Options for Including Digital Assets in an Estate Plan
Passive, Advisory Options
1) Create an inventory of digital assets, including:
• Hardware (laptops, desktops, external hard drives, USB flash drives, backup CDs, and DVDs);
• Software (Quicken, QuickBooks, important Word and Excel documents, and important documents created with other word-processing or spreadsheet software);
• Websites, blogs, social-media accounts, and other online sites where documents, photos, and other files are stored;
• Online accounts (eBay, Amazon, GoDaddy, and so on).
2) For each inventoried asset, list account information (username and password) including the domain name, username, and password. It also might be useful to include the date the account was created.
3) Designate the individuals who will receive each digital asset and who will be responsible for managing, distributing, or terminating each digital asset.
4) Talk to your family and personal representative about your wishes regarding identifying, accessing, and transferring digital assets.
Proactive, Legally Binding Options
In the body of a will or trust:
1) Include specific bequests of certain or all digital assets;
2) Incorporate by reference an existing list leaving digital assets to specific heirs; or
3) Combine option 1 or option 2 with the appointment of a “digital executor.”

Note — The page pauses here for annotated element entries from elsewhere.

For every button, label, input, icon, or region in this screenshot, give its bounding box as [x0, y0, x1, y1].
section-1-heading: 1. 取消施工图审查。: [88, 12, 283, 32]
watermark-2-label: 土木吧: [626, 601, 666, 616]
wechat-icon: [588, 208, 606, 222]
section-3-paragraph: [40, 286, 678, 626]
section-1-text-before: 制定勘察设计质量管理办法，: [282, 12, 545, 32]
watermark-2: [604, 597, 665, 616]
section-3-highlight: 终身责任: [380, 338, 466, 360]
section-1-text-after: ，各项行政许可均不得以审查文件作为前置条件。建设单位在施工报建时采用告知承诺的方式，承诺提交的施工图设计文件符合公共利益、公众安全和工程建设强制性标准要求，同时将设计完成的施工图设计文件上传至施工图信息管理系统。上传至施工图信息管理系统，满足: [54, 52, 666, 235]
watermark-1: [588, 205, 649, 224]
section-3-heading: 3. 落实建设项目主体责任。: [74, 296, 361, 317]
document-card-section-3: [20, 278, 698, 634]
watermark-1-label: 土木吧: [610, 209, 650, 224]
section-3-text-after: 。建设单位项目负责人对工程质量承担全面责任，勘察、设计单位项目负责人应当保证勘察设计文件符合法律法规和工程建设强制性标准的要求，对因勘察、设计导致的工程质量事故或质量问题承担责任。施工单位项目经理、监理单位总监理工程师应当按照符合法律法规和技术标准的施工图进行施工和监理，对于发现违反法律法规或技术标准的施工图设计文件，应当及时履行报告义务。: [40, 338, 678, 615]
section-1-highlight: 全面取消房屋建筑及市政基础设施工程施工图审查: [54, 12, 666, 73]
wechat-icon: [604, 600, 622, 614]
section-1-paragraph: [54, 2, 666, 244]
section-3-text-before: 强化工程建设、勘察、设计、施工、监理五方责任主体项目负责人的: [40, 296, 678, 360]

The old adage, “failing to plan, is planning to fail,” certainly holds true in regard to digital assets. In many situations, application of the rules of intestacy result in the decedent’s traditional assets passing to the desired heirs in the manner the decedent would have directed if he or she had written a will. The probate process is well-developed to deal with intestate situations involving traditional assets. Given the advancement of technology and the intersection between contract and property law, the probate process is not as well-developed to deal with digital assets.
The most important tasks are for individuals to identify and inventory all their digital assets. The user/owner of digital assets is the person best suited to complete these essential tasks. Options for doing so are shown in the accompanying sidebar.
Internet Services Providing a Solution
Individuals who desire help with their digital-asset estate planning now have a few companies to turn to. The main players currently are Entrustet, Legacy Locker, and Data Inherit. These three companies allow a user to input account information, appoint someone as a contact person for that account, and designate a beneficiary. The output from each of these companies is not by itself a will or other estate-planning document because the output is not a legally binding directive. However, the process of inputting all digital-asset information helps clients create an inventory that they can work from when updating their estate plan or that they can incorporate directly into a newly executed will or trust.
Proposed Legislative Changes
Wis. Stat. section 853.32(2) provides a mechanism to incorporate by reference into an already signed and executed will, a list directing the distribution of tangible personal property. The statute specifically only references tangible personal property. The authors have proposed and are working with state legislators to either expand section 853.32(2) to include digital assets or to add a similar section to the statutes that would allow individuals to leave a list directing the distribution of intangible digital property.
The issues surrounding digital assets are likely to increase, given the continual stream of developments in technology and the Internet. Not only will the number of people using the Internet increase, but also the number of digital assets will increase for most people. Therefore, it is important to consider digital assets from an estate-planning perspective. An estate plan that specifically addresses the issue of digital assets can go a long way to minimize or eliminate any added strain for heirs and to ensure that a client’s wishes are followed.